The exact charges have not been revealed.
However, Manhattan District Attorney Alvin Bragg has been investigating an alleged $130,000 payment made by Trump's former attorney, Michael Cohen, to the porn star Stormy Daniels in the days leading up to the 2016 election. Cohen, who is serving as a witness for the prosecution, has alleged that Trump instructed him to pay Daniels to keep her silent, and that the Trump Organization reimbursed Cohen under the concealment of a "legal expense."
Trump has denied the affair and says the indictment is "Political Persecution and Election Interference at the highest level in history." However, he will now face lengthy criminal proceedings in New York state, with more specifics released at his eventual arraignment.
"To bring a case against a former president for the first time in history, you can be sure that [Alvin Bragg] believes he has an overwhelmingly strong case," said Barry Covert, a Buffalo-based criminal defense attorney with three decades of experience practicing law in New York state. "Whether that's true or not will be greatly challenged at trial. Mr. Trump has the presumption of innocence and the case must be proven beyond a reasonable doubt."
Covert said Trump may be charged, at minimum, with a misdemeanor of "filing a false business instrument."
For a felony, prosecutors would need to prove that Trump falsified those business records to cover up a federal campaign finance violation in connection to Cohen's alleged payment to Daniels before the 2016 election.
"We can expect under New York procedures, that this will take months, if not years, to go through the discovery and motion process," Covert said. "And then, eventually, if the case is not resolved or dismissed or pleaded, we would see a trial."
In other words, the criminal case in New York -- as well as separate inquiries in Georgia and by the U.S. Department of Justice -- may unfold in the middle of the 2024 Republican presidential primary season.
Trump remains a front-runner in that race.
"We have political variables, and we have legal variables, going on at the same time," said David Schultz, who teaches political science at Hamline University and law at the University of Minnesota. "This has never happened. We've never had a sitting president or former president ever indicted for a crime in American history."
For that reason, it's nearly impossible to predict how Trump's indictment in New York will impact the Republican presidential primary.
"It plays out in lots of different ways.

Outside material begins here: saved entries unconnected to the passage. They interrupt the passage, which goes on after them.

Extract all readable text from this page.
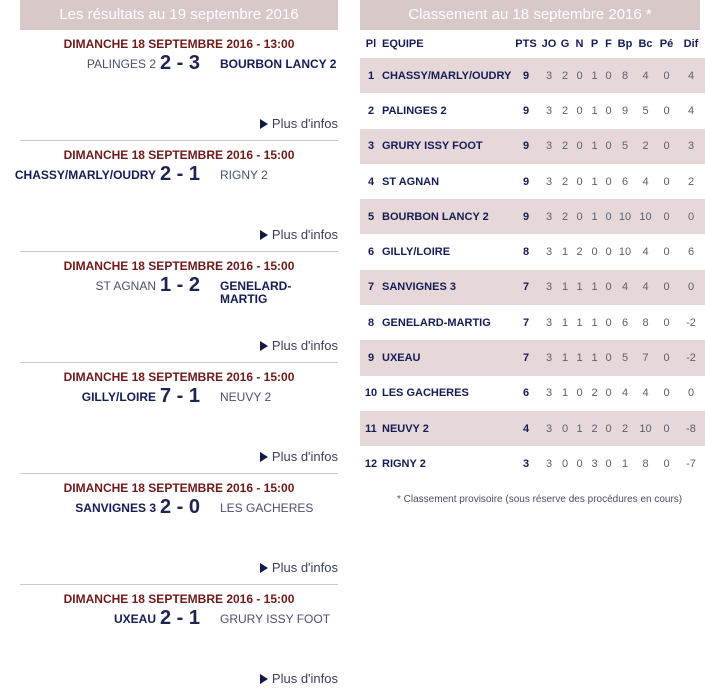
Les résultats au 19 septembre 2016
DIMANCHE 18 SEPTEMBRE 2016 - 13:00
PALINGES 2 2 - 3	BOURBON LANCY 2
Plus d'infos
DIMANCHE 18 SEPTEMBRE 2016 - 15:00
CHASSY/MARLY/OUDRY 2 - 1	RIGNY 2
Plus d'infos
DIMANCHE 18 SEPTEMBRE 2016 - 15:00
ST AGNAN 1 - 2	GENELARD-MARTIG
Plus d'infos
DIMANCHE 18 SEPTEMBRE 2016 - 15:00
GILLY/LOIRE 7 - 1	NEUVY 2
Plus d'infos
DIMANCHE 18 SEPTEMBRE 2016 - 15:00
SANVIGNES 3 2 - 0	LES GACHERES
Plus d'infos
DIMANCHE 18 SEPTEMBRE 2016 - 15:00
UXEAU 2 - 1	GRURY ISSY FOOT
Plus d'infos
Classement au 18 septembre 2016 *
Pl	EQUIPE	PTS	JO	G	N	P	F	Bp	Bc	Pé	Dif
1	CHASSY/MARLY/OUDRY	9	3	2	0	1	0	8	4	0	4
2	PALINGES 2	9	3	2	0	1	0	9	5	0	4
3	GRURY ISSY FOOT	9	3	2	0	1	0	5	2	0	3
4	ST AGNAN	9	3	2	0	1	0	6	4	0	2
5	BOURBON LANCY 2	9	3	2	0	1	0	10	10	0	0
6	GILLY/LOIRE	8	3	1	2	0	0	10	4	0	6
7	SANVIGNES 3	7	3	1	1	1	0	4	4	0	0
8	GENELARD-MARTIG	7	3	1	1	1	0	6	8	0	-2
9	UXEAU	7	3	1	1	1	0	5	7	0	-2
10	LES GACHERES	6	3	1	0	2	0	4	4	0	0
11	NEUVY 2	4	3	0	1	2	0	2	10	0	-8
12	RIGNY 2	3	3	0	0	3	0	1	8	0	-7
* Classement provisoire (sous réserve des procédures en cours)
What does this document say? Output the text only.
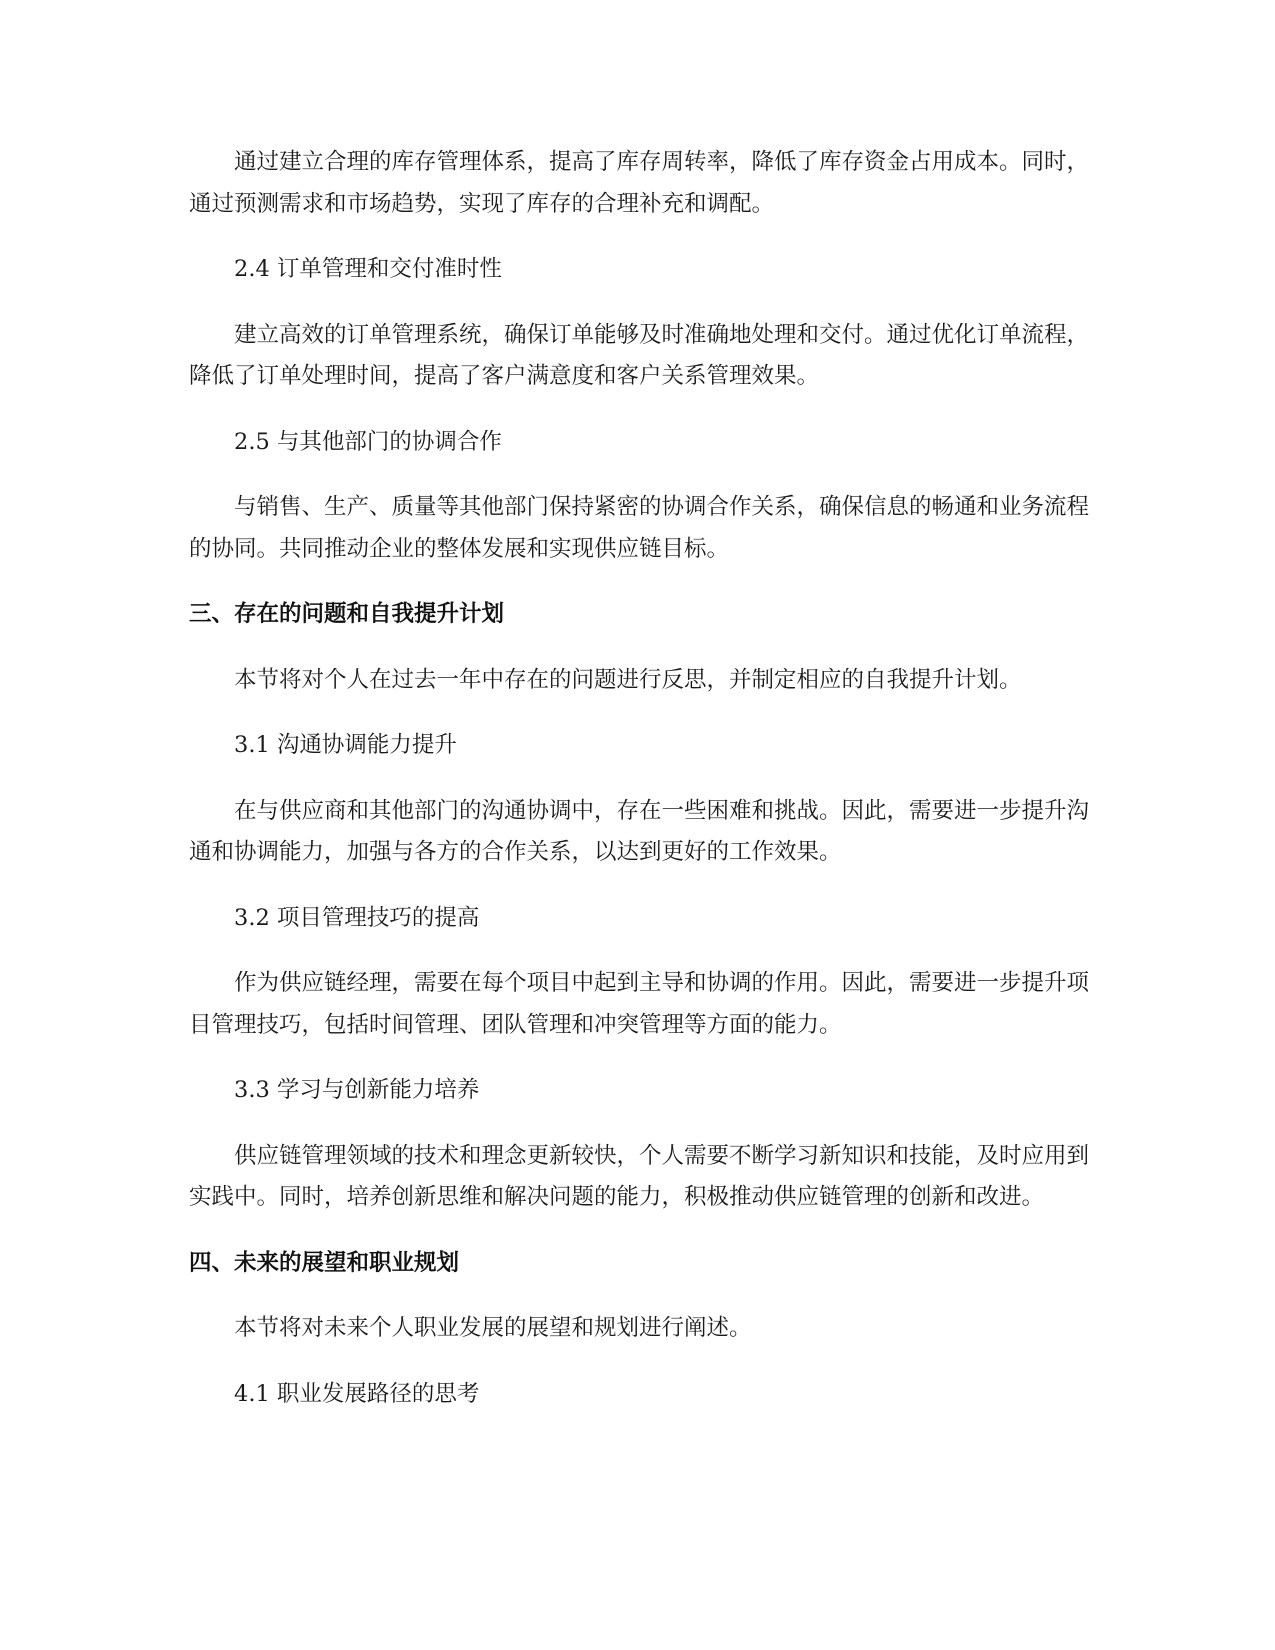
通过建立合理的库存管理体系，提高了库存周转率，降低了库存资金占用成本。同时，通过预测需求和市场趋势，实现了库存的合理补充和调配。

2.4 订单管理和交付准时性

建立高效的订单管理系统，确保订单能够及时准确地处理和交付。通过优化订单流程，降低了订单处理时间，提高了客户满意度和客户关系管理效果。

2.5 与其他部门的协调合作

与销售、生产、质量等其他部门保持紧密的协调合作关系，确保信息的畅通和业务流程的协同。共同推动企业的整体发展和实现供应链目标。

三、存在的问题和自我提升计划

本节将对个人在过去一年中存在的问题进行反思，并制定相应的自我提升计划。

3.1 沟通协调能力提升

在与供应商和其他部门的沟通协调中，存在一些困难和挑战。因此，需要进一步提升沟通和协调能力，加强与各方的合作关系，以达到更好的工作效果。

3.2 项目管理技巧的提高

作为供应链经理，需要在每个项目中起到主导和协调的作用。因此，需要进一步提升项目管理技巧，包括时间管理、团队管理和冲突管理等方面的能力。

3.3 学习与创新能力培养

供应链管理领域的技术和理念更新较快，个人需要不断学习新知识和技能，及时应用到实践中。同时，培养创新思维和解决问题的能力，积极推动供应链管理的创新和改进。

四、未来的展望和职业规划

本节将对未来个人职业发展的展望和规划进行阐述。

4.1 职业发展路径的思考
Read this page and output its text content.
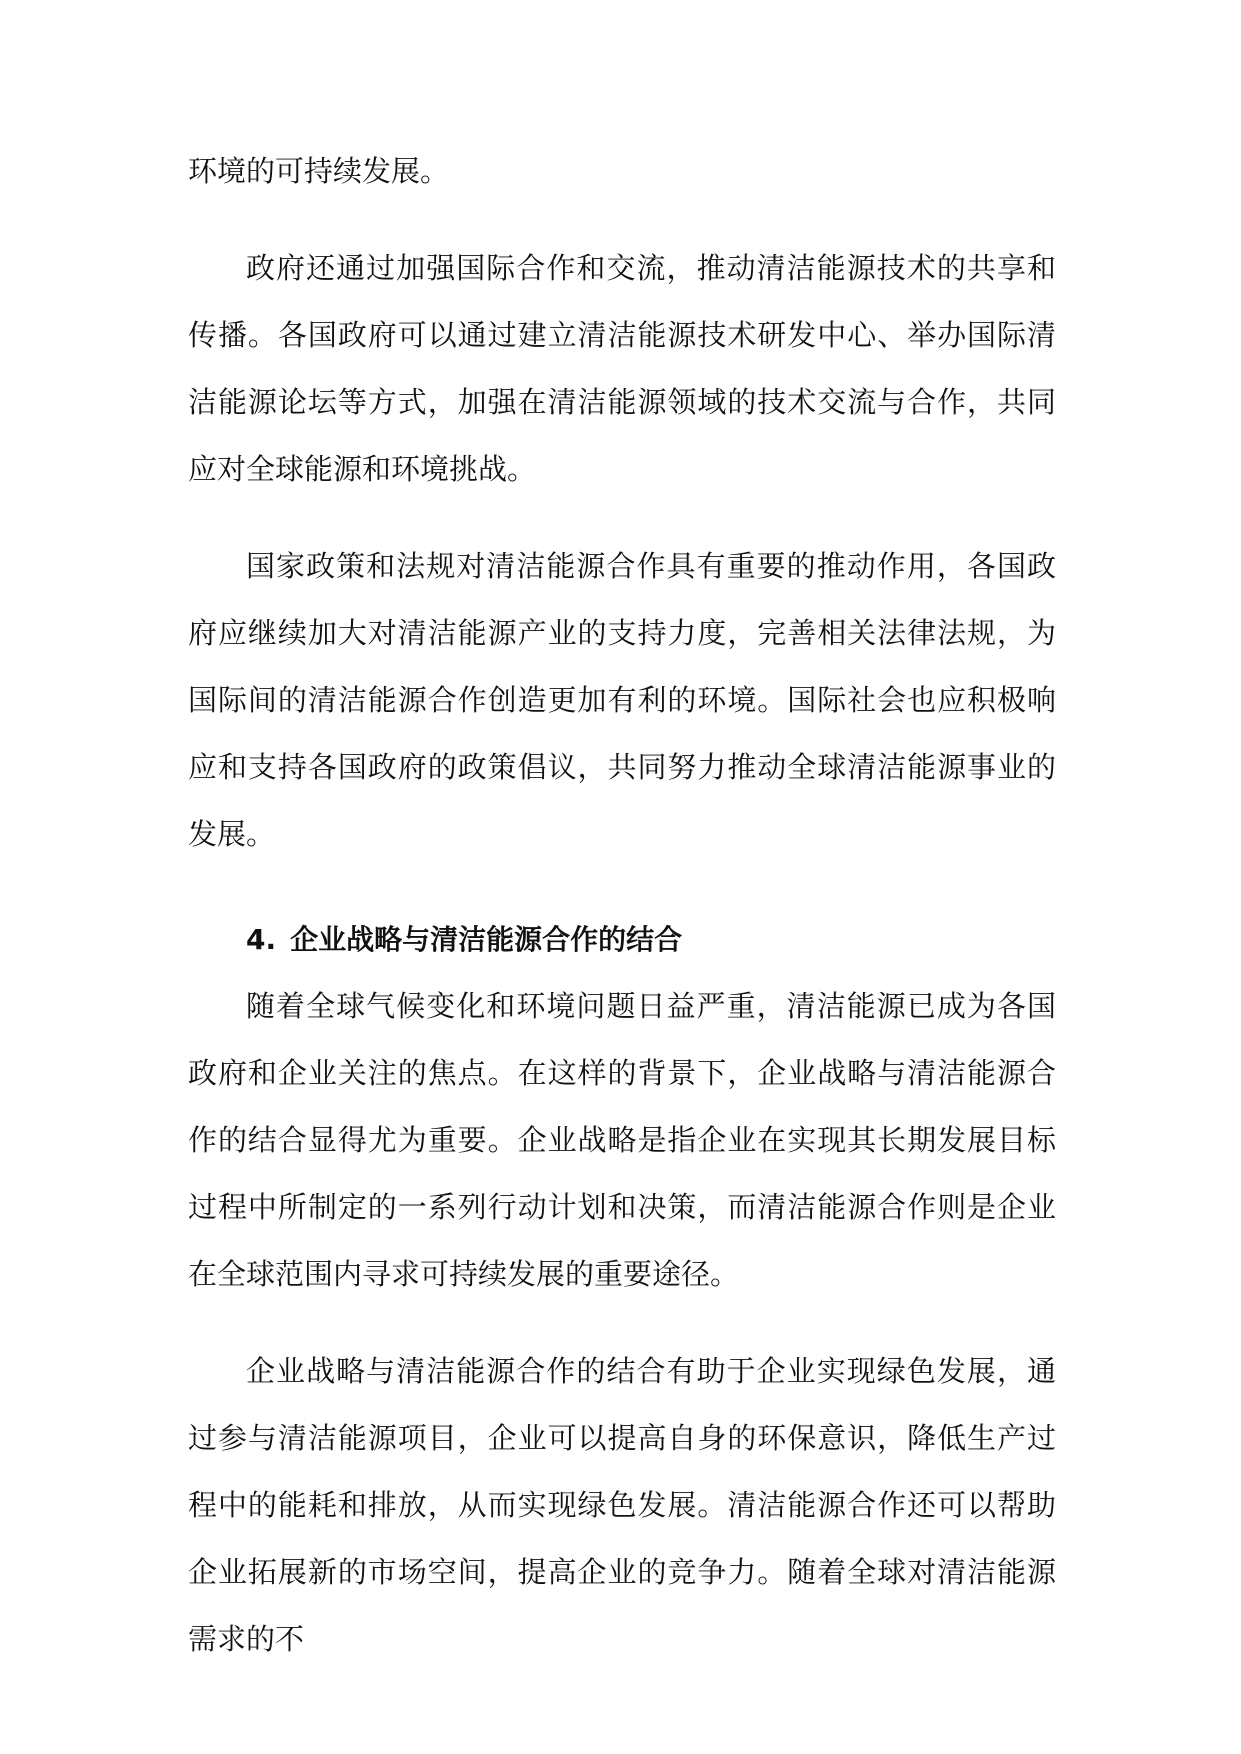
环境的可持续发展。

政府还通过加强国际合作和交流，推动清洁能源技术的共享和传播。各国政府可以通过建立清洁能源技术研发中心、举办国际清洁能源论坛等方式，加强在清洁能源领域的技术交流与合作，共同应对全球能源和环境挑战。

国家政策和法规对清洁能源合作具有重要的推动作用，各国政府应继续加大对清洁能源产业的支持力度，完善相关法律法规，为国际间的清洁能源合作创造更加有利的环境。国际社会也应积极响应和支持各国政府的政策倡议，共同努力推动全球清洁能源事业的发展。

4. 企业战略与清洁能源合作的结合

随着全球气候变化和环境问题日益严重，清洁能源已成为各国政府和企业关注的焦点。在这样的背景下，企业战略与清洁能源合作的结合显得尤为重要。企业战略是指企业在实现其长期发展目标过程中所制定的一系列行动计划和决策，而清洁能源合作则是企业在全球范围内寻求可持续发展的重要途径。

企业战略与清洁能源合作的结合有助于企业实现绿色发展，通过参与清洁能源项目，企业可以提高自身的环保意识，降低生产过程中的能耗和排放，从而实现绿色发展。清洁能源合作还可以帮助企业拓展新的市场空间，提高企业的竞争力。随着全球对清洁能源需求的不
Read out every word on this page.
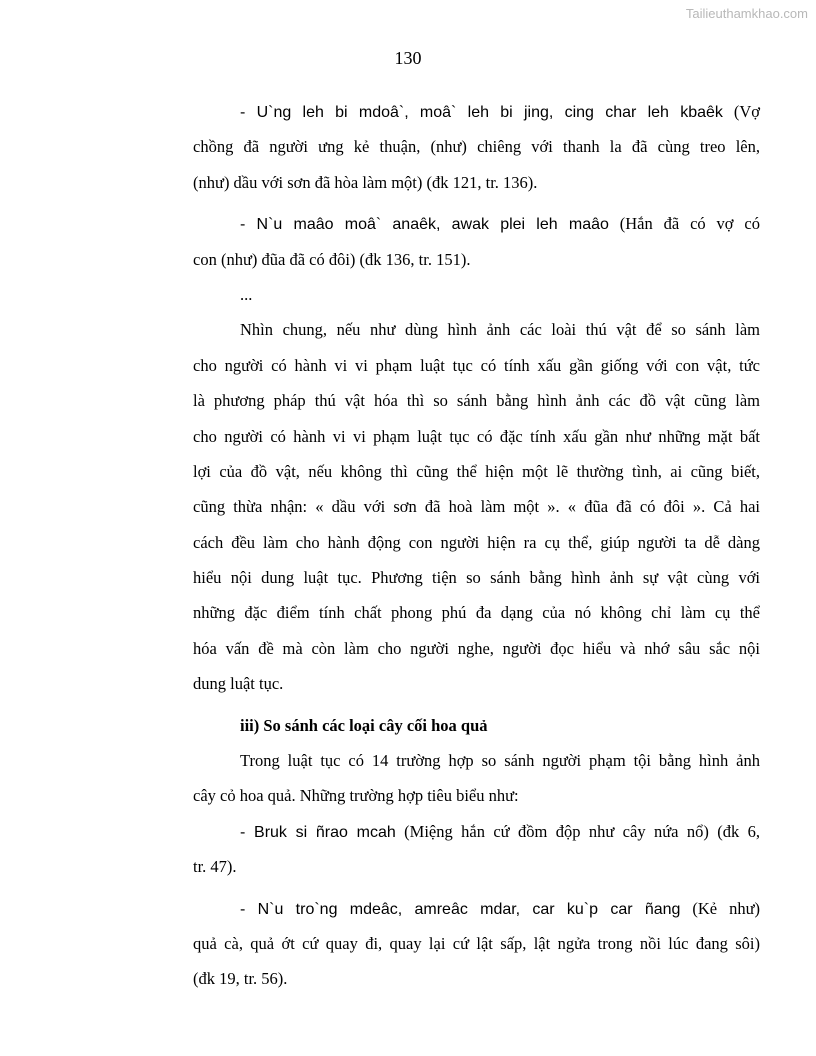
Tailieuthamkhao.com
130
- U`ng leh bi mdoâ`, moâ` leh bi jing, cing char leh kbaêk (Vợ
chồng đã người ưng kẻ thuận, (như) chiêng với thanh la đã cùng treo lên,
(như) dầu với sơn đã hòa làm một) (đk 121, tr. 136).
- N`u maâo moâ` anaêk, awak plei leh maâo (Hắn đã có vợ có
con (như) đũa đã có đôi) (đk 136, tr. 151).
...
Nhìn chung, nếu như dùng hình ảnh các loài thú vật để so sánh làm
cho người có hành vi vi phạm luật tục có tính xấu gần giống với con vật, tức
là phương pháp thú vật hóa thì so sánh bằng hình ảnh các đồ vật cũng làm
cho người có hành vi vi phạm luật tục có đặc tính xấu gần như những mặt bất
lợi của đồ vật, nếu không thì cũng thể hiện một lẽ thường tình, ai cũng biết,
cũng thừa nhận: « dầu với sơn đã hoà làm một ». « đũa đã có đôi ». Cả hai
cách đều làm cho hành động con người hiện ra cụ thể, giúp người ta dễ dàng
hiểu nội dung luật tục. Phương tiện so sánh bằng hình ảnh sự vật cùng với
những đặc điểm tính chất phong phú đa dạng của nó không chỉ làm cụ thể
hóa vấn đề mà còn làm cho người nghe, người đọc hiểu và nhớ sâu sắc nội
dung luật tục.
iii) So sánh các loại cây cối hoa quả
Trong luật tục có 14 trường hợp so sánh người phạm tội bằng hình ảnh
cây cỏ hoa quả. Những trường hợp tiêu biểu như:
- Bruk si ñrao mcah (Miệng hắn cứ đồm độp như cây nứa nổ) (đk 6,
tr. 47).
- N`u tro`ng mdeâc, amreâc mdar, car ku`p car ñang (Kẻ như)
quả cà, quả ớt cứ quay đi, quay lại cứ lật sấp, lật ngửa trong nồi lúc đang sôi)
(đk 19, tr. 56).
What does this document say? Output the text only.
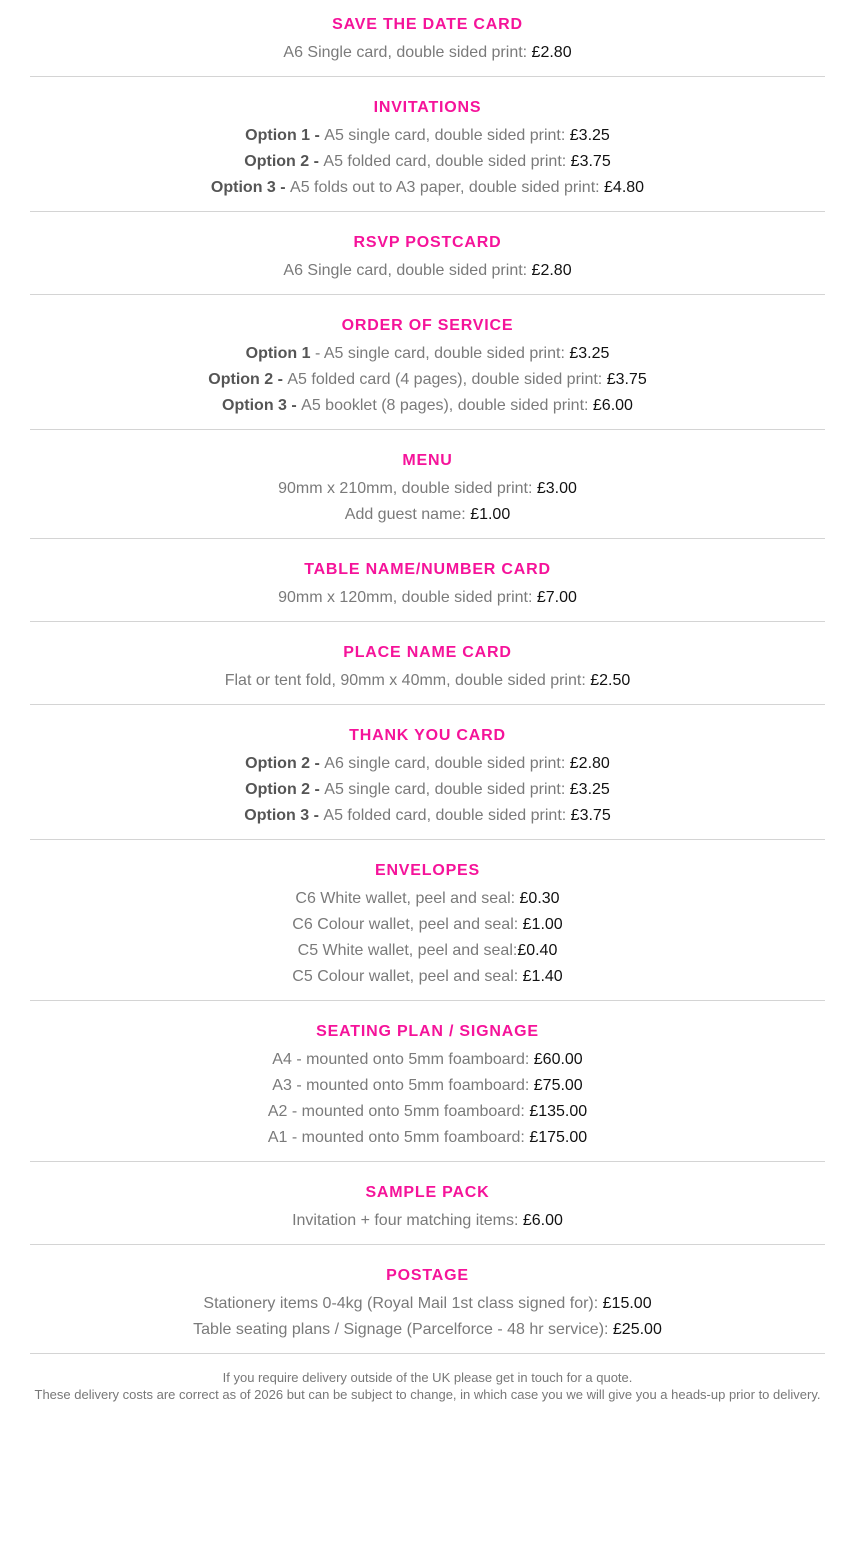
SAVE THE DATE CARD
A6 Single card, double sided print: £2.80
INVITATIONS
Option 1 - A5 single card, double sided print: £3.25
Option 2 - A5 folded card, double sided print: £3.75
Option 3 - A5 folds out to A3 paper, double sided print: £4.80
RSVP POSTCARD
A6 Single card, double sided print: £2.80
ORDER OF SERVICE
Option 1 - A5 single card, double sided print: £3.25
Option 2 - A5 folded card (4 pages), double sided print: £3.75
Option 3 - A5 booklet (8 pages), double sided print: £6.00
MENU
90mm x 210mm, double sided print: £3.00
Add guest name: £1.00
TABLE NAME/NUMBER CARD
90mm x 120mm, double sided print: £7.00
PLACE NAME CARD
Flat or tent fold, 90mm x 40mm, double sided print: £2.50
THANK YOU CARD
Option 2 - A6 single card, double sided print: £2.80
Option 2 - A5 single card, double sided print: £3.25
Option 3 - A5 folded card, double sided print: £3.75
ENVELOPES
C6 White wallet, peel and seal: £0.30
C6 Colour wallet, peel and seal: £1.00
C5 White wallet, peel and seal:£0.40
C5 Colour wallet, peel and seal: £1.40
SEATING PLAN / SIGNAGE
A4 - mounted onto 5mm foamboard: £60.00
A3 - mounted onto 5mm foamboard: £75.00
A2 - mounted onto 5mm foamboard: £135.00
A1 - mounted onto 5mm foamboard: £175.00
SAMPLE PACK
Invitation + four matching items: £6.00
POSTAGE
Stationery items 0-4kg (Royal Mail 1st class signed for): £15.00
Table seating plans / Signage (Parcelforce - 48 hr service): £25.00
If you require delivery outside of the UK please get in touch for a quote.
These delivery costs are correct as of 2026 but can be subject to change, in which case you we will give you a heads-up prior to delivery.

Clearly, it could galvanize some of his supporters who say this is just political retribution," Schultz said. "It's also possible that what it does, is pushes away some of the Republicans who were saying, 'I'm not sure about that.' That's what we don't know."
There is no law that precludes a candidate from running for president after an indictment or a conviction.
However, that's never happened in a major political party. The only real precedent is from the 1920 presidential election, in which Socialist Party candidate Eugene V. Debs won three percent of the vote while serving a prison sentence.